With the start of the new year, seven housing and real estate experts are weighing in on what's in store for the the market in 2019.
While National Association of Realtors' chief economist Lawrence Yun anticipates stable, or flat home sales and slowing price appreciation to continue, Realtor.com researchers anticipate a 2 percent drop in sales. Due to the shortness of for-sale inventory, the real estate platform's chief economist Danielle Hale tells The Washington Post, "we don’t expect a buyer’s market on the horizon within the next five years.”

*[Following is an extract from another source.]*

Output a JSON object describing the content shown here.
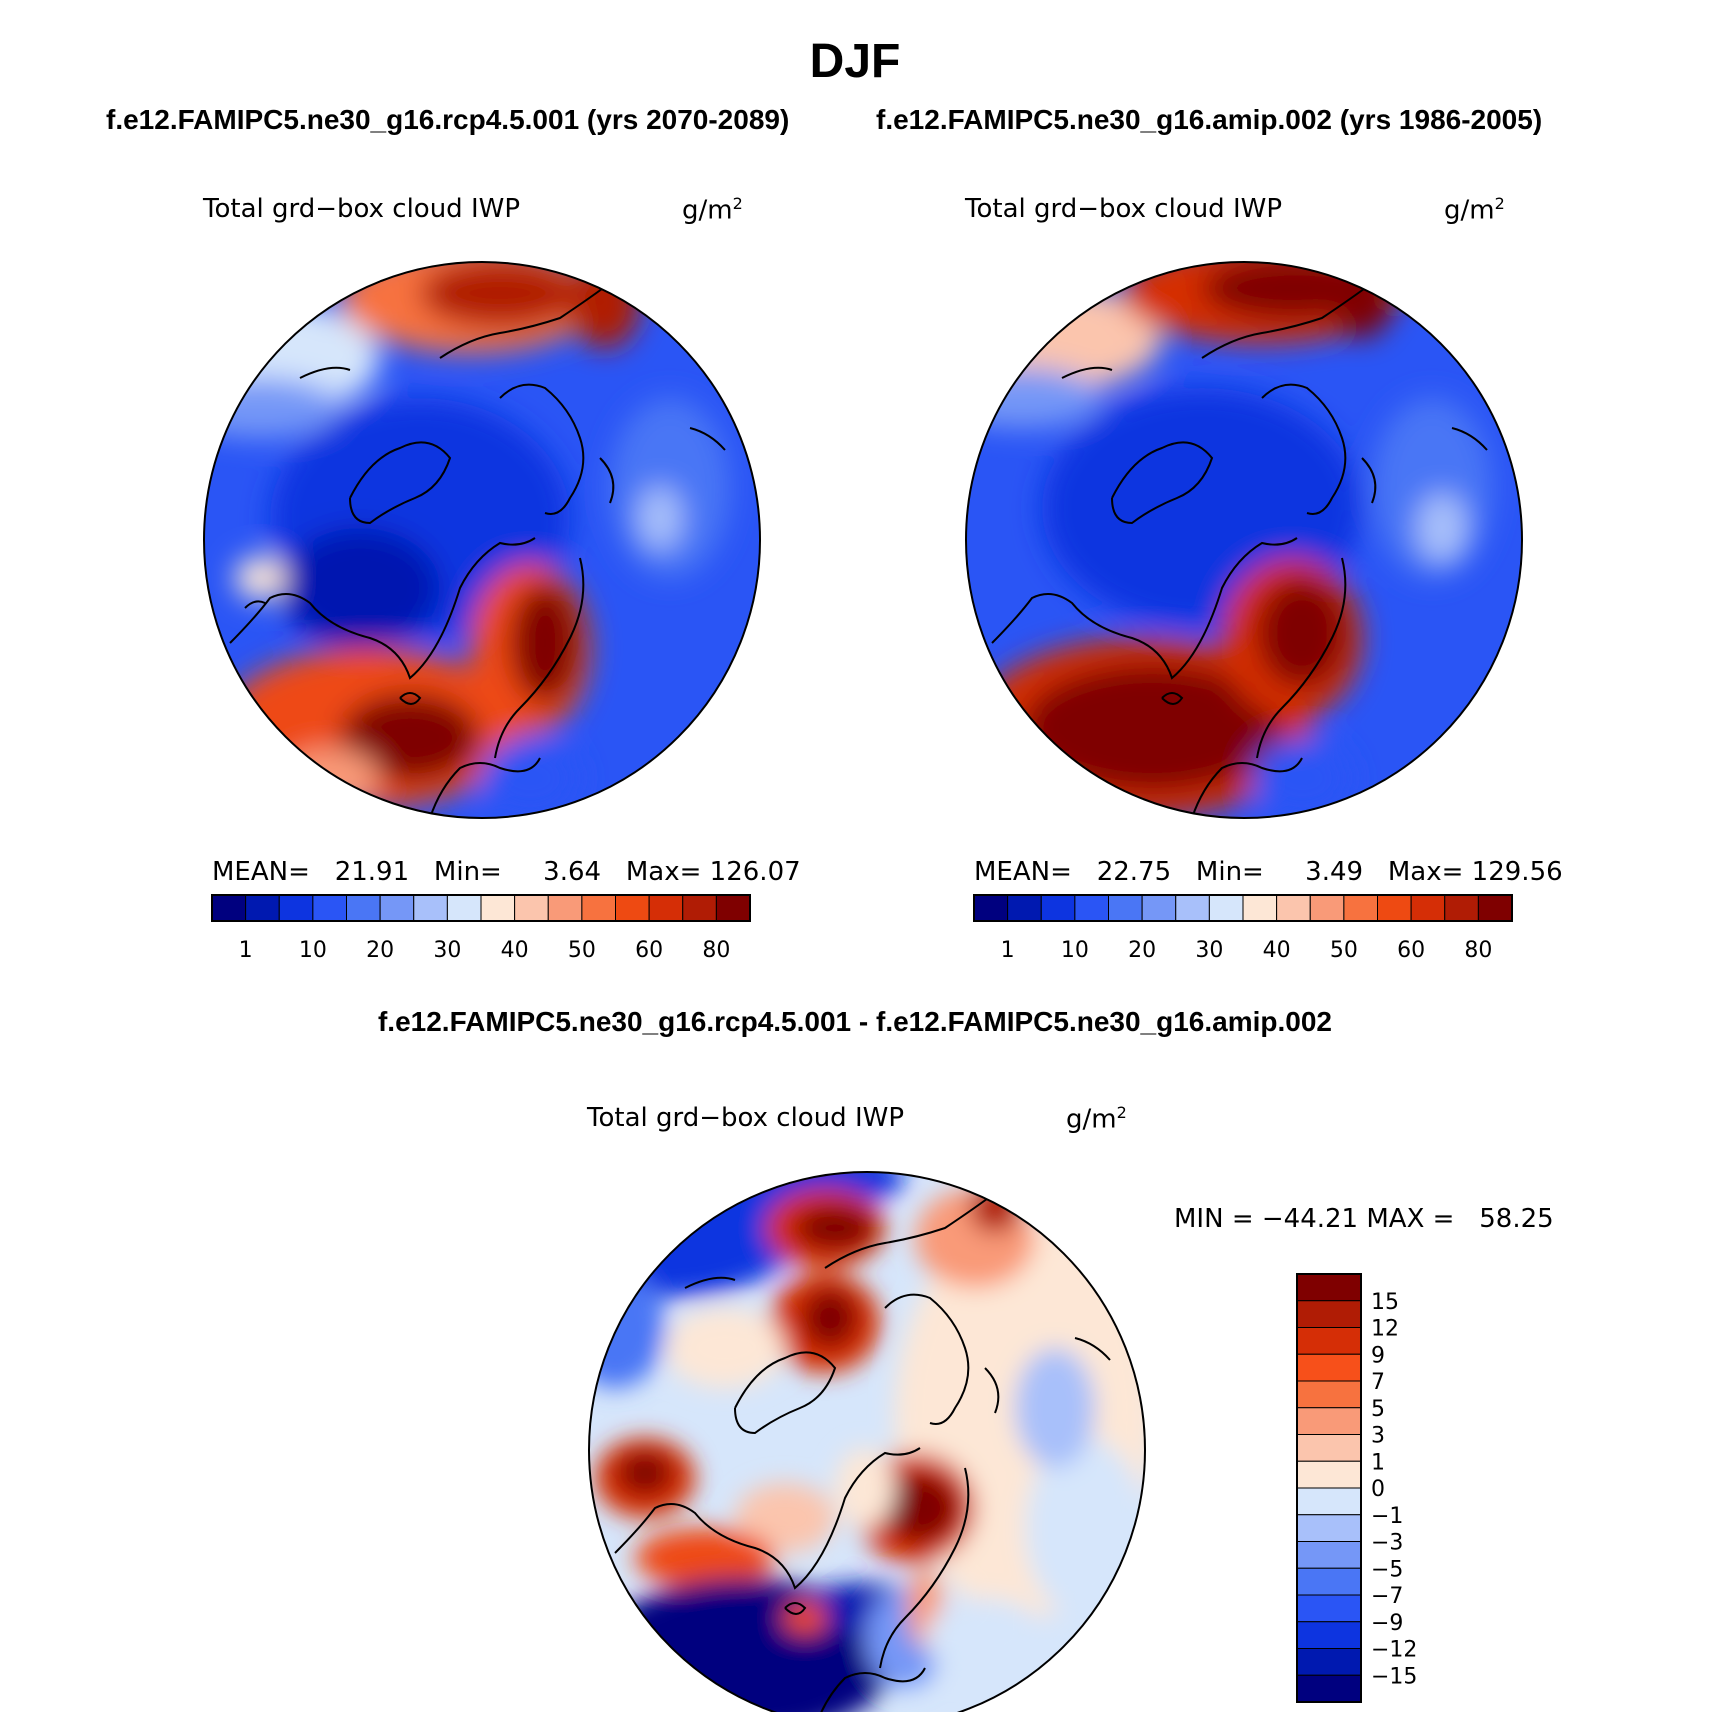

The National Association of Home Builders expects new-home sales to be roughly the same in 2019 as they were in 2018, about 628,000, and that single-family construction will grew by almost 2 percent from 2018 levels to 900,000 units. NAHB chief economist Robert Dietz says there is growing activity in townhouse construction, an affordable single-family option, “The market has been moving away from higher-end, higher-priced, larger homes over the last two or three years to more entry level,” adding, “Our surveys show we’ve gone from a new construction market that had been less than 20 percent dedicated to first-time home buyers to now closer to 30 percent, which is closer to historic norms.”
A year ago, several experts predicted the new tax law would cause a slowdown in the housing market. So far, the limitations on mortgage-interest and property-tax deductions haven’t had a negative impact. Instead, rising mortgage rates and home prices are doing more to put a damper on the market.
Economic uncertainty brought on by global trade tensions, stock market volatility and the government shutdown also isn’t helping. In this environment, potential homebuyers can be reluctant to make a large purchase such as a house. The last sustained government shutdown in 2013 saw a slump in home sales.